第112回創立記念式で話したこと

3月1日に行われた「第112回創立記念式」。
私がお話をしたのは、大きく2つでした。
1つ目は、「私たちは、西遠の112年という歴史と伝統の上に立っているが、同時に私たちの歩みこそが歴史と伝統を更新していることを、自覚し、意識していってほしい」ということです。
歴史や伝統は一夜にしてできるものではなく、幾多の先生や先輩が長い年月をかけて築き上げてくれたものです。
その積み上げられたものの上に私たちは生活できる、それはとても幸せなことですが、もしかしたらその幸せに気づかずにいるという人もいるでしょう。
記念式の2日前に、全校お別れ会がありました。
その第1部の式典の中で、卒業生代表の柘植さんが
「行事一つ一つを大切にしてください」と言い、
中でも「殉難学徒慰霊式は、西遠の平和教育の柱であり、平和の大切さを次へと伝承していくものです。」
と述べたことを、私はとても嬉しく感じました。
長く続く行事はいくつもありますが、もしも行事の形だけ表面だけを継承していったら、やがてその行事の意義は薄れ、行事自体すたれていってしまいます。
行事は「心」と共に伝承されていくべきです。
それを、柘植さんは教えてくれました。
生徒の皆さんがそういう認識を持ってくれたことを、私は大変頼もしく思いました。
記念式で語ったことの2つ目のこと。
それは、老校長先生の胸像の礎文です。
「幾度か辛酸をなめて志いよいよ堅し」
この言葉は、西郷隆盛の詩文がもとになっています。
今年の大河ドラマ「西郷どん」の主人公 西郷隆盛は、何度挫折を経験しても、諦めることなく信念を持ちつづけ行動した人として描かれています。
明治維新の立役者である彼の言葉を、創立者岡本巌先生もまた、大切に自分の言葉としていったのでしょう。
挫折を重ねても諦めることなく、不撓不屈の精神で、女子教育の根をしっかりと浜松に根づかせた岡本巌先生。
何もない「ゼロ」から始めた創立者の努力が、今は「112」という数字になっている・・・。

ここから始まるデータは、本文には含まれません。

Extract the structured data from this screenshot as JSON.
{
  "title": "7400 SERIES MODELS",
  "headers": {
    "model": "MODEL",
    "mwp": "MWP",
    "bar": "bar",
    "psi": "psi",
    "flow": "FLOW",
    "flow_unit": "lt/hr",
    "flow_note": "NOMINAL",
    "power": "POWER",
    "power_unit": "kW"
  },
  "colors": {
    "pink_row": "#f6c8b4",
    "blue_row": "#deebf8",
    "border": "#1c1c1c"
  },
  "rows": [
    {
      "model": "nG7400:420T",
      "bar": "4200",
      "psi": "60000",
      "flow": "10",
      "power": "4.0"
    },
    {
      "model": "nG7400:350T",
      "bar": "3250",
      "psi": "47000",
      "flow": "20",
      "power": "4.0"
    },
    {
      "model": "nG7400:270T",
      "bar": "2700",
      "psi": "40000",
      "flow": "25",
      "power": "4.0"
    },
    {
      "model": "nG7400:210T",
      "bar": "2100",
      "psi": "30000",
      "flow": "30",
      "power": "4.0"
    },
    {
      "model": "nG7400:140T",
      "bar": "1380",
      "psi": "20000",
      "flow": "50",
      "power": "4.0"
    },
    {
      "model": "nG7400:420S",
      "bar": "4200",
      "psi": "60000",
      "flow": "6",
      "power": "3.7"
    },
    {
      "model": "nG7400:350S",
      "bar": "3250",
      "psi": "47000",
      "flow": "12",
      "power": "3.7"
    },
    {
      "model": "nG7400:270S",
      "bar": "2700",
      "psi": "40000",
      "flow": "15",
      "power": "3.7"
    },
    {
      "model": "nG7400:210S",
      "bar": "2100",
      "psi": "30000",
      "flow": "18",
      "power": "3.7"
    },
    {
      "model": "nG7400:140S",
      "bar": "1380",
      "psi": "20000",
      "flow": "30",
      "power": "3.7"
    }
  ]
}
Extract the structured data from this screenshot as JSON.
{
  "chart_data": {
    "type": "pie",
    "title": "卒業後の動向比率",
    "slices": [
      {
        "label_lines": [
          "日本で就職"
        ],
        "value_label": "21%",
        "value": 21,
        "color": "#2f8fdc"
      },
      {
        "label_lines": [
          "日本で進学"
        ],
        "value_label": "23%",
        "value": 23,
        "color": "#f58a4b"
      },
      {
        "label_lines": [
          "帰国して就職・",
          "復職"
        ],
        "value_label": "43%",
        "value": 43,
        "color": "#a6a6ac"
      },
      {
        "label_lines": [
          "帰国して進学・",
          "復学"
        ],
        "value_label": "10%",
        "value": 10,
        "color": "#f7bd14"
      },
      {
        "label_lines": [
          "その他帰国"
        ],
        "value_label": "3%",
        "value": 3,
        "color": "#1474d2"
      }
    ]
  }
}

そのことを、生徒の皆さんも意識して日々を過ごしてほしいと私は思っています。
毎日、老校長先生の像の前で停止礼をするとき、思い出してほしいことです。
創立記念式でお話したのは、この2つでした。
記念式では、最初に西遠の歴史をまとめた番組を視聴しますが、一年に一度この番組を全校で見ることで、私たちは西遠の歴史を心に刻むことが出来ます。
学園の誕生日をお祝いするということは、そこに集う私たちが皆で歴史を想い、そこで生活する決意を新たにする日でもあると思うのです。